Cafetín de Buenos Aires
Hay un Sr. en la dependencia de Anses de la Av. Córdoba antes de ennuevejulizarse, que vende café. Este simpático personaje ciudadano, no sólo ofrece su imprescindible brebaje, sino que además le abre la puerta a las sras. mayores (casi todas coetáneas. A mí no me la abrió. La puerta.) y hasta brinda un cierto margen de información a quienes lo solicitaren (dentro de sus posibilidades, claro está). Lo cierto es que osé probar uno de sus tan ofrecidos cafés. Claro. En mi subconsciente quedó la imagen del Sr. que pasaba con el carrito en el trabajo de mi mamá, ofreciendo café, alfajores, facturas y demás.
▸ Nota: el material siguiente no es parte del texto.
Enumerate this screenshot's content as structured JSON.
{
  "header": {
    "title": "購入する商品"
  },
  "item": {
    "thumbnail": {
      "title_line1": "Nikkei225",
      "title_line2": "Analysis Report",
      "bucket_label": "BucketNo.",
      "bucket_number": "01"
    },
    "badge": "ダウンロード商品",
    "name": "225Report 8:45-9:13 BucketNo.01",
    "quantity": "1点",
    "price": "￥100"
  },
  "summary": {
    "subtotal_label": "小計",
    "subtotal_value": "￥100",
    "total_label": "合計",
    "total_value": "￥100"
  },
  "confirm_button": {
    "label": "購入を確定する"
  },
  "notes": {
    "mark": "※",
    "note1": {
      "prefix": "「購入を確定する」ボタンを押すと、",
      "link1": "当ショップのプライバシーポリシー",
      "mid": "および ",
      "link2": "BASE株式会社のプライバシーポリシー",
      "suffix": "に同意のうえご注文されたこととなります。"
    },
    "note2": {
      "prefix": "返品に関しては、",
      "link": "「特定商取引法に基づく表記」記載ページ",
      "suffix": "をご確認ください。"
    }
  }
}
Dada mi escasa edad, de café ni hablar (serios problemas tenían mis padres para haceerme bajar un cambio, como para que la nena se diera con estimulantes desde tan temprano).
Oh sorpresa la mía cuando, café en mano, lo aproximé a la zona de mi hocico (nariz-boca) y descubrí un persistente olor a perro mojado.
Junté coraje y recuerdos felices con mi perra Pili, con Tania y con Enya y me entregué a la vuelta a la infancia. Aquí es donde sucede la segunda sopresa de la narradora (en este texto soy mujer). Pasado el momento olfativo, el paso gustativo descubrióme un bucólico dulzor digno del mago de Oz. Digno del país de chocolate de Homero Simpson. Digno de cualquier cosa que empalague y mucho. Podría apostar a que si introducimos una cucharita en aquél café, la misma se sostiene en estado puramente vertical, debido a la concentración de azúcar resultante de esa sobresaturada concentración.
Tan amargo fue el trago que tuve que cambiarle el número a una Sra. (mayor, que se quejaba) para poder terminar con él. Con el café. El Sr. continuó vendiendo (u ofreciendo) cafés por doquier, hasta donde yo sé.